Dee -     Dont worry you will get there x

ShahShah x


----------



## Diane72 (Oct 29, 2007)

Evening All,

Dee, sorry to hear your news, your positive attitude is wonderful, good luck next round!

Cate, Sezy, I have tested early in the past and once it showed up earlier another time it stayed negative literally until the day before test day then went positive, so I think as long as one can take the result with a 'pinch of salt' the do what feels right for you. good luck!

Shahshah sending you lots of sticky vibes....

Emma, I too am symptomless, only time will tell  

Nudge, welcome!!!

LizzyLou, sorry to hear your news, hope DH is home soon, you need him    

Ellielle, thinking of you 

Jewels,    

Marsha, Welcome back to the land of   and congratulations on being PUPO      

Diane x


----------



## elliele (Jun 16, 2008)

lizzylou and dee - sorry for your results, life is sooo unfair!

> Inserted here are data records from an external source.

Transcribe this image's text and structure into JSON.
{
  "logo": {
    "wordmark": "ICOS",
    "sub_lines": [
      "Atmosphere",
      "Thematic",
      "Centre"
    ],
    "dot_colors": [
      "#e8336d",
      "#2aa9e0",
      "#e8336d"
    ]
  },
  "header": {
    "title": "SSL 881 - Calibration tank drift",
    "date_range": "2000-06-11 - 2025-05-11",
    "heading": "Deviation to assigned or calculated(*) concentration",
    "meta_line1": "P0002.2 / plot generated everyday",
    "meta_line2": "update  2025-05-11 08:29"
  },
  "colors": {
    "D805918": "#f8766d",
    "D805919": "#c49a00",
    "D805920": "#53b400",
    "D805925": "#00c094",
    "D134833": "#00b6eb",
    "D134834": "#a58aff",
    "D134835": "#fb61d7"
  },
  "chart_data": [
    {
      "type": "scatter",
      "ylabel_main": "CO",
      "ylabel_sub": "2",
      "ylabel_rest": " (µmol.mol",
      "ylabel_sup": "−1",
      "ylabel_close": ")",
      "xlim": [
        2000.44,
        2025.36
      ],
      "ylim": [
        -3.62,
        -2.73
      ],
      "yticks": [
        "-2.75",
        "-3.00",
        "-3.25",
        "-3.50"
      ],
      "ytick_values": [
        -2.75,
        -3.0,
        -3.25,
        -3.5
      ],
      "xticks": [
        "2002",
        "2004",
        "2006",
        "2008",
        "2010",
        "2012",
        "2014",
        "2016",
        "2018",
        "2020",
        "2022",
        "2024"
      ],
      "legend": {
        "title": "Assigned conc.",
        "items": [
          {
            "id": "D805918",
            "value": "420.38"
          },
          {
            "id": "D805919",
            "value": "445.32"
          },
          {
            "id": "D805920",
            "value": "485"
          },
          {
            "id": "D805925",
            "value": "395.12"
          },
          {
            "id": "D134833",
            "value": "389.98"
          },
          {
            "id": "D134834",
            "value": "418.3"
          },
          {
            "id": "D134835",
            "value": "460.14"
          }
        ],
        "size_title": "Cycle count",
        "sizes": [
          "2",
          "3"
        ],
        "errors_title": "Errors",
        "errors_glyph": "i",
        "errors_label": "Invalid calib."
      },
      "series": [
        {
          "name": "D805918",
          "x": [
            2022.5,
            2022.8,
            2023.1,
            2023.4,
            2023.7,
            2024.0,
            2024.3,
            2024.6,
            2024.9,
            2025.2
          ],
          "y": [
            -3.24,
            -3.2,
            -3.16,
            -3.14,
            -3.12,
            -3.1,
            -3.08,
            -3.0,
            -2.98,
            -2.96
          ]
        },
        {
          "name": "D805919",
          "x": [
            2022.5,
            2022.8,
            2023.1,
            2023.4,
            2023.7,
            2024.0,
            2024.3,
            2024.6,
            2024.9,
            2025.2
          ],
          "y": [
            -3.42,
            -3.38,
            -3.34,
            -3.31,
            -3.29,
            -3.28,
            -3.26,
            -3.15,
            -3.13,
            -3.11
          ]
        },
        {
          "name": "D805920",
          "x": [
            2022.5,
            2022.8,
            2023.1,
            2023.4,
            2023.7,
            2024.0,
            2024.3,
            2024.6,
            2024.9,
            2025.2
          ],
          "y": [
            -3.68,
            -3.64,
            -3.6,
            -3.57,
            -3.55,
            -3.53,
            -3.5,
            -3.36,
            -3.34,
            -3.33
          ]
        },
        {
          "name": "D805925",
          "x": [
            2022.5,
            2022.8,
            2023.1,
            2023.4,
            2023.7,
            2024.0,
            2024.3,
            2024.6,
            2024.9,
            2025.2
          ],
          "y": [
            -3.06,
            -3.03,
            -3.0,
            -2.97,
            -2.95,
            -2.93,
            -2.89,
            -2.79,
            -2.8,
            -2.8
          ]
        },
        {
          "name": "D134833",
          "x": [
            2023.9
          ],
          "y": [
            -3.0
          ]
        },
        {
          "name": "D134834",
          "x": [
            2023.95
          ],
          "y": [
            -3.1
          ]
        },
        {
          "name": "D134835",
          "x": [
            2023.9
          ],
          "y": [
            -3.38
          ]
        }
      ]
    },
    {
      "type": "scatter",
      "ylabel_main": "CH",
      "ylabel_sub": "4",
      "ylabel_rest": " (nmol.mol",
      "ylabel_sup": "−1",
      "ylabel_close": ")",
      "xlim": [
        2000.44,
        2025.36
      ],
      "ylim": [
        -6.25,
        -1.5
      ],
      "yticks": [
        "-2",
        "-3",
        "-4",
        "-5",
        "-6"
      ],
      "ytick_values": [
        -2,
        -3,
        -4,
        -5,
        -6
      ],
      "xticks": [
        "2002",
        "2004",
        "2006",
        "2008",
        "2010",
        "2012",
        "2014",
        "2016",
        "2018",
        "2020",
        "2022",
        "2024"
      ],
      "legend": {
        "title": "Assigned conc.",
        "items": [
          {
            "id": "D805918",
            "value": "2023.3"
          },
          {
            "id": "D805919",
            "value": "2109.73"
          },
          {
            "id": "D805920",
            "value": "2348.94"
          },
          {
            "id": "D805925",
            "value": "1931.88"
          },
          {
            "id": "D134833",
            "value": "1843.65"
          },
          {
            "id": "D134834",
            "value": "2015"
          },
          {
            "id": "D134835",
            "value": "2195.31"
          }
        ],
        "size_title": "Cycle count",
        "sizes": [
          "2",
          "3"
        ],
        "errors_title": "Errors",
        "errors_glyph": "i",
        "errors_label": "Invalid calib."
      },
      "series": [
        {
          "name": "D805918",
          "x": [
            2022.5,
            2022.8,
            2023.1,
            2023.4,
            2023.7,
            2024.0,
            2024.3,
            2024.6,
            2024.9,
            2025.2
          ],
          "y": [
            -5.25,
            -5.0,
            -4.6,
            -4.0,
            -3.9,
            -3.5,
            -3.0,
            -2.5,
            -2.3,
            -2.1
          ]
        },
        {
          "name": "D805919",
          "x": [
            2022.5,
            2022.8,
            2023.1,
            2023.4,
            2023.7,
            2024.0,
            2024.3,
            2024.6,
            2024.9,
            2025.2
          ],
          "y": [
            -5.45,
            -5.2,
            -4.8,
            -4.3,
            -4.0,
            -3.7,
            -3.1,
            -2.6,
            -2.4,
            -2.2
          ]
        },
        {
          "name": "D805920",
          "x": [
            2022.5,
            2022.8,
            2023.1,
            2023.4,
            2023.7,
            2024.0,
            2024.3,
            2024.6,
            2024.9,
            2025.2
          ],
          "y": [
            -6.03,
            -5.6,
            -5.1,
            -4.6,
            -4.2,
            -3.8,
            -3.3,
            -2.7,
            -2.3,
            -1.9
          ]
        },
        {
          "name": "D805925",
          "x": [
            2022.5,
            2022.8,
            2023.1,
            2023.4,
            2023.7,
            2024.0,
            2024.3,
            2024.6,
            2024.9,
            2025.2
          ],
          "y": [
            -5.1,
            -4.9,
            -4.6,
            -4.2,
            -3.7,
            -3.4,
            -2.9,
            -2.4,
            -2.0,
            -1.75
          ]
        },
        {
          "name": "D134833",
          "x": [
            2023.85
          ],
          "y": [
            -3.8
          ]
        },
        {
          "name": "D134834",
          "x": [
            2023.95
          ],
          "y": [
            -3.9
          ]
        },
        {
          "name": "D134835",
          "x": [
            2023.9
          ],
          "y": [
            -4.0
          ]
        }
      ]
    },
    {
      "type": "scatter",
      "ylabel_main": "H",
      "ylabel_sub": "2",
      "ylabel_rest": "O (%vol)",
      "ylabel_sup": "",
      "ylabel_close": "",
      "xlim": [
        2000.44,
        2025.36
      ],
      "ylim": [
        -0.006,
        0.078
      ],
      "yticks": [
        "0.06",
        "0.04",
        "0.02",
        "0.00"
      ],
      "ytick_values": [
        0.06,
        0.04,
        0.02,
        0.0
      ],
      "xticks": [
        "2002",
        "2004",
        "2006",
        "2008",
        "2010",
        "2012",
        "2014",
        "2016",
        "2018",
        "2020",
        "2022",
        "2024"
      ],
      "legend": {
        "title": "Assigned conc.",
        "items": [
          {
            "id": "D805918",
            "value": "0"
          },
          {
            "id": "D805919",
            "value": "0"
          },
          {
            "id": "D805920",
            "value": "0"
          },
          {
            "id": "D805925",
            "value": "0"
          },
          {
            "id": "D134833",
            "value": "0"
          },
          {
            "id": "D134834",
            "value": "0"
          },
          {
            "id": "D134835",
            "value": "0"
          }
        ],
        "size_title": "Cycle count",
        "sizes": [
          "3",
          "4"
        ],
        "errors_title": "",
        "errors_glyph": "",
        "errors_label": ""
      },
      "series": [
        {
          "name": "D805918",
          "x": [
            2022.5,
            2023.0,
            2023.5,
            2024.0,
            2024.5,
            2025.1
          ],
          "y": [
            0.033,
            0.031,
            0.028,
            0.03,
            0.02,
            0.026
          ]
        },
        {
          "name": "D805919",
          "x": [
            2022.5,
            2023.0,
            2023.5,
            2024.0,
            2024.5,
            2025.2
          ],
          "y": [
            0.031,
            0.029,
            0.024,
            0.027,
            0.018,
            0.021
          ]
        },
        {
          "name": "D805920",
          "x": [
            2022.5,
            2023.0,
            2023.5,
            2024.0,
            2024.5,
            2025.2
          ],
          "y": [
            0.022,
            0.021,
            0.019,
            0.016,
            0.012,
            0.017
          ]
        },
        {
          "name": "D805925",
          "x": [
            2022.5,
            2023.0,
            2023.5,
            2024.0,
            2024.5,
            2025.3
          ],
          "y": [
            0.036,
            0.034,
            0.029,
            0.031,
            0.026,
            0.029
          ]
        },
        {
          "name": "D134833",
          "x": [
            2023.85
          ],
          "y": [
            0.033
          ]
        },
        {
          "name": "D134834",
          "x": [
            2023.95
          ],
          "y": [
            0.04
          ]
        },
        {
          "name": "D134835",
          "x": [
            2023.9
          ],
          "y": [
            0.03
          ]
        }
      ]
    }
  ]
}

i love your attitude though dee and am taking strength from it!  If the test stays the same for me tomorrow then i too will keep going.  Thinking of changing clinics though this time for a fresh perspective - still got a glimmer of hope    

Love to all

Ellie x x x


----------



## egg and chips (Mar 20, 2009)

HI All, 

My OTD is Tuesday but we tested day and got a BFP!!!! yay!!!! did a clearblue and it said 2-3 weeks, does anyone know if CARE will take this as the test result or will i still have to wait until OTD?


----------



## Irish Dee (Jan 30, 2008)

Hello guys,

Just wanted to put a few thoughts down in words to try to support/encourage anyone else who might have gotten or will get a BFN in the next few weeks.

My OTD is Tuesday 31st March and I've now done 2 negative tests, 1 today and 1 yesterday.  I'm aware that there is a very, very slim chance that I might get a change of result, but I imagine the chances of that to be about 0.1 of one percent!!!

I think that I am lucky to be blessed with an upbeat, cheerful, optimistic outlook and before I embarked on this IVF journey, I tried to make sure that I understood the actual chances.

The statistics have to be taken notice of and I was aware going into this that 80% of women in my age group (37) are unsuccessful at FET.  I decided that I would not allow myself to feel like any kind of failure/dissapointment if it did not work for us.  The more I thought about 20% success rates, the more I felt that it was a great number, but I have to think that it was always more likely not to work.  Would anyone here back a horse that was 80% likely to lose a race?  (I know its a rubbish analogy, but it's the best I have today).

I have to now accept that this FET has not worked, but what are my choices?  

Do I lock myself in a darkened room and let myself cry and howl and feel absolutely depressed and down?  
Do I push my husband away and not allow his sorrow to hep me recover?  
Do I cut myself off from my friends who have children because I can't cope with them?  
Do I allow all my anger and frustration to colour my view of my life and kill all enjoyment or happiness until I have a baby in my arms.  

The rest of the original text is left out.